Но как бы хорошо ни была составлена рекламная заметка, печатание романа небольшими отрывками не пошло ему на пользу, помешало его целостному восприятию. Разрушалась эпическая основа романа, оставался в тени своеобразный философский лиризм произведения, и, наоборот, становились более назойливыми натуралистические детали, подчас очень грубые и откровенные. Еще не была напечатана и половина романа, как критика пришла в движение, и страницы газет заполнились скороспелыми статьями о «Земле». Роман ругали почти единодушно, так же как в свое время «Западню» и «Нана», и даже больше. И хотя Золя привык к этому, чувство досады его не оставляло. Самым обидным было, пожалуй, то, что подвергалась сомнению поведанная им правда о крестьянине. В письме к Октаву Мирбо он так и сказал: «Всякий швыряет мне в лицо «своего крестьянина». С какой же стати один лишь мой оказывается фальшивым? Поверьте, я так же ходил к первоисточникам, как и все вы».

Золя закончил роман 18 августа, и в тот же день ему был преподнесен неприятный сюрприз. Пять молодых писателей, которых читатели хотя и не очень-то хорошо знали, но считали приверженцами натуралистической школы, выступили с коллективным посланием в газете «Фигаро»: «Земля» Эмиля Золя». Это походило на манифест, призывавший к свержению автора «Ругон-Маккаров». Они выступали от имени молодежи, от имени будущего французской литературы:

«Метр опустился до самых глубин гнусностей. Ну что же! Это кладет конец его проделкам. Мы со всей энергией отказываемся от этой лживой литературы достоверности, от этого стремления совместить разум и сомнительный успех. Мы отказываемся от этих молодцов, рожденных золяистской риторикой, от этих огромных силуэтов, нечеловеческих и несуразных, лишенных сложности душевных переживаний, которых просто выкинули на проплывавшие нивы из окна промчавшегося экспресса. Не без сожаления, но решительно мы отворачиваемся от «Земли» – этого ублюдка, последнего произведения, порожденного великим умом, некогда создавшим «Западню». Мы взволнованы, отказываясь от человека, который относился к нам очень дружески.

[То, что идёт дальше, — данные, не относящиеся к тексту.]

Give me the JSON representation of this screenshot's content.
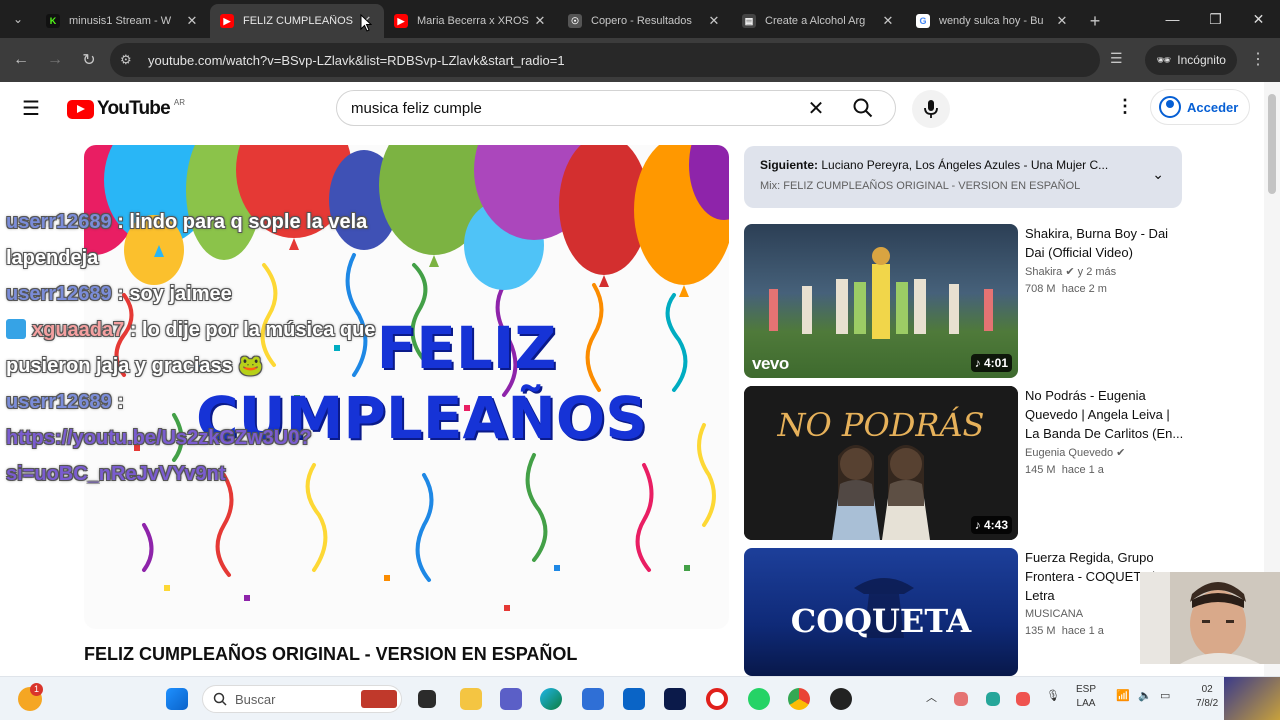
{
  "browser": {
    "tabs": [
      {
        "title": "minusis1 Stream - W",
        "favicon": "kick-icon",
        "color": "#53fc18",
        "active": false
      },
      {
        "title": "FELIZ CUMPLEAÑOS",
        "favicon": "youtube-icon",
        "color": "#ff0000",
        "active": true
      },
      {
        "title": "Maria Becerra x XROS",
        "favicon": "youtube-icon",
        "color": "#ff0000",
        "active": false
      },
      {
        "title": "Copero - Resultados",
        "favicon": "copero-icon",
        "color": "#888888",
        "active": false
      },
      {
        "title": "Create a Alcohol Arg",
        "favicon": "doc-icon",
        "color": "#888888",
        "active": false
      },
      {
        "title": "wendy sulca hoy - Bu",
        "favicon": "google-icon",
        "color": "#4285f4",
        "active": false
      }
    ],
    "url": "youtube.com/watch?v=BSvp-LZlavk&list=RDBSvp-LZlavk&start_radio=1",
    "incognito_label": "Incógnito"
  },
  "youtube": {
    "logo_text": "YouTube",
    "country_code": "AR",
    "search_query": "musica feliz cumple",
    "signin_label": "Acceder",
    "video_title": "FELIZ CUMPLEAÑOS ORIGINAL - VERSION EN ESPAÑOL",
    "video_overlay_line1": "FELIZ",
    "video_overlay_line2": "CUMPLEAÑOS",
    "up_next": {
      "prefix": "Siguiente:",
      "title": "Luciano Pereyra, Los Ángeles Azules - Una Mujer C...",
      "mix": "Mix: FELIZ CUMPLEAÑOS ORIGINAL - VERSION EN ESPAÑOL"
    },
    "recommendations": [
      {
        "title": "Shakira, Burna Boy - Dai Dai (Official Video)",
        "channel": "Shakira",
        "verified": true,
        "age_inline": "y 2 más",
        "views": "708 M",
        "age": "hace 2 m",
        "duration": "4:01",
        "thumb_text": "vevo"
      },
      {
        "title": "No Podrás - Eugenia Quevedo | Angela Leiva | La Banda De Carlitos (En...",
        "channel": "Eugenia Quevedo",
        "verified": true,
        "age_inline": "",
        "views": "145 M",
        "age": "hace 1 a",
        "duration": "4:43",
        "thumb_text": "NO PODRÁS"
      },
      {
        "title": "Fuerza Regida, Grupo Frontera - COQUETA | Letra",
        "channel": "MUSICANA",
        "verified": false,
        "age_inline": "",
        "views": "135 M",
        "age": "hace 1 a",
        "duration": "",
        "thumb_text": "COQUETA"
      }
    ]
  },
  "chat": [
    {
      "user": "userr12689",
      "message": ": lindo para q sople la vela"
    },
    {
      "user": "",
      "message": "lapendeja"
    },
    {
      "user": "userr12689",
      "message": ": soy jaimee"
    },
    {
      "user": "xguaada7",
      "message": ": lo dije por la música que"
    },
    {
      "user": "",
      "message": "pusieron jaja y graciass"
    },
    {
      "user": "userr12689",
      "message": ":"
    },
    {
      "user": "",
      "message": "https://youtu.be/Us2zkGZw3U0?",
      "link": true
    },
    {
      "user": "",
      "message": "si=uoBC_nReJvVYv9nt",
      "link": true
    }
  ],
  "taskbar": {
    "weather_badge": "1",
    "search_placeholder": "Buscar",
    "lang_top": "ESP",
    "lang_bottom": "LAA",
    "time": "02",
    "date": "7/8/2"
  }
}
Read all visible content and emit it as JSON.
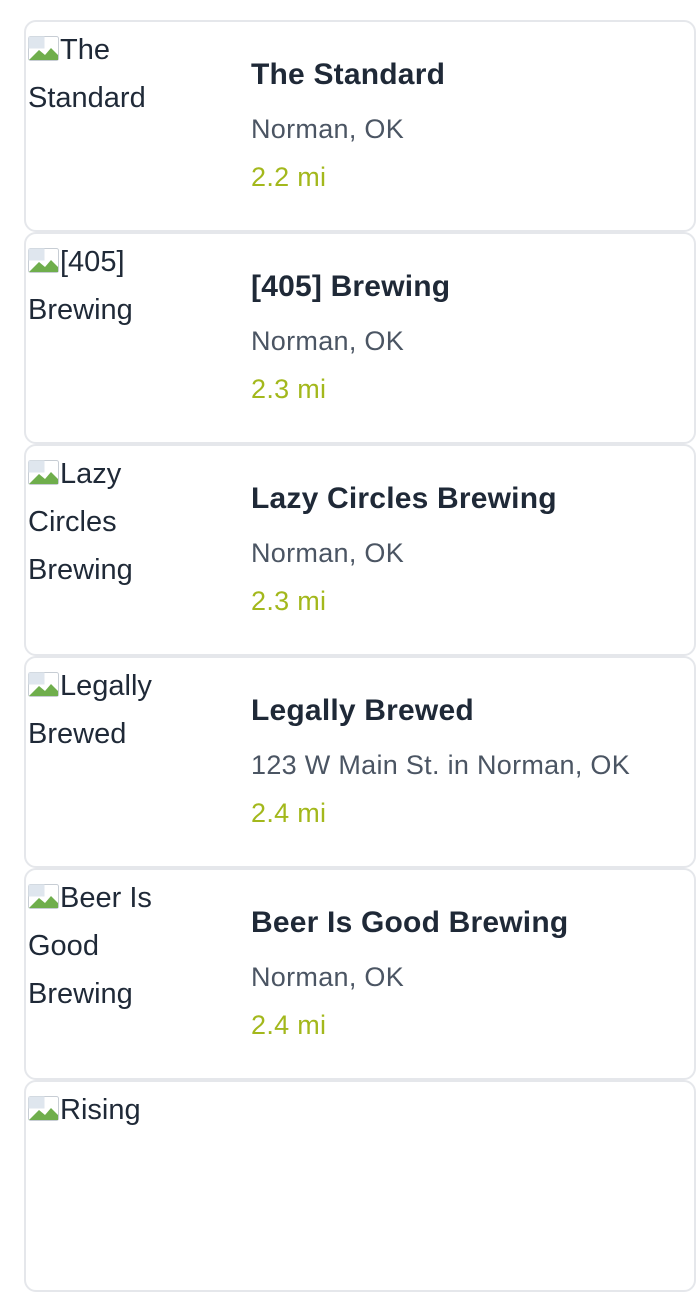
{
  "breweries": [
    {
      "image_alt": "The Standard",
      "name": "The Standard",
      "location": "Norman, OK",
      "distance": "2.2 mi"
    },
    {
      "image_alt": "[405] Brewing",
      "name": "[405] Brewing",
      "location": "Norman, OK",
      "distance": "2.3 mi"
    },
    {
      "image_alt": "Lazy Circles Brewing",
      "name": "Lazy Circles Brewing",
      "location": "Norman, OK",
      "distance": "2.3 mi"
    },
    {
      "image_alt": "Legally Brewed",
      "name": "Legally Brewed",
      "location": "123 W Main St. in Norman, OK",
      "distance": "2.4 mi"
    },
    {
      "image_alt": "Beer Is Good Brewing",
      "name": "Beer Is Good Brewing",
      "location": "Norman, OK",
      "distance": "2.4 mi"
    },
    {
      "image_alt": "Rising"
    }
  ],
  "colors": {
    "name_text": "#1f2937",
    "location_text": "#4b5563",
    "distance_text": "#a3b81c",
    "card_border": "#e5e7eb"
  },
  "icons": {
    "broken_image": "broken-image-icon"
  }
}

Наш протест является гласом безукоризненной честности, утешением совести молодых людей, озабоченных тем, чтобы защитить свое творчество – хорошее или плохое – от возможного уподобления извращениям метра.

Необходимо, чтобы все силы нашей трудолюбивой молодежи, все прямодушие нашей артистической совести, выдержку и достоинство мы противопоставили бы литературе, лишенной благородства; мы протестуем от имени здорового и возмужалого честолюбия, во имя нашей веры, нашей глубокой любви и высшего уважения к искусству».

Подписали: Жозеф Рони-старший, Поль Боннетэн, Люсьен Декав, Поль Маргерит, Гюстав Гиш.

Глава двадцать седьмая

Итак, пятеро молодых писателей заварили кашу. «Манифест» вызвал настоящую сенсацию и заставил Золя пережить неприятные минуты. Что побудило «пятерку» к такому неожиданному и резкому выступлению, кто главный зачинщик? Эти вопросы мучили Золя и его ближайших друзей.

1887 год

18 августа– «Манифест пяти».

18 августа– Эдмон Гонкур:

«К моему крайнему удивлению, развернув утром «Фигаро», я увидел, что на первой же странице стоят пять подписей: Поль Боннетэн, Рони, Декав, Маргерит, Гиш. Черт побери, четверо из пятерки – завсегдатаи моего чердака».

(Э. Гонкур, «Дневник»)

20 августа– Золя:

«Я не знаю этих молодых людей… Они не принадлежат к моему окружению, поэтому они не могут быть моими друзьями. Наконец, если они мои ученики, то это мне было не известно. Но если они не друзья и не ученики, то почему они отвергают меня?..» (интервью газете «Жиль Блаз»).

21 августа– Анри Сеар:

«…вызов остается без ответа… в битве за «Землю» плоды пожинают враги».

(Сеар – Золя)

21 августа– Гюисманс:

«Мне не надо было посещать Гонкура после его возвращения из Шанпрозе, чтобы догадаться, что в итоге это и есть как раз тот дом, где могут родиться сплетни и шумиха. Я знаю, однако, от Орса, который стоит близко к этому источнику, что один плохо воспитанный человек по имени Рони написал пасквиль (это, впрочем, чувствуется) и что вдохновителем был Боннетэн, который и пустил все дело в ход.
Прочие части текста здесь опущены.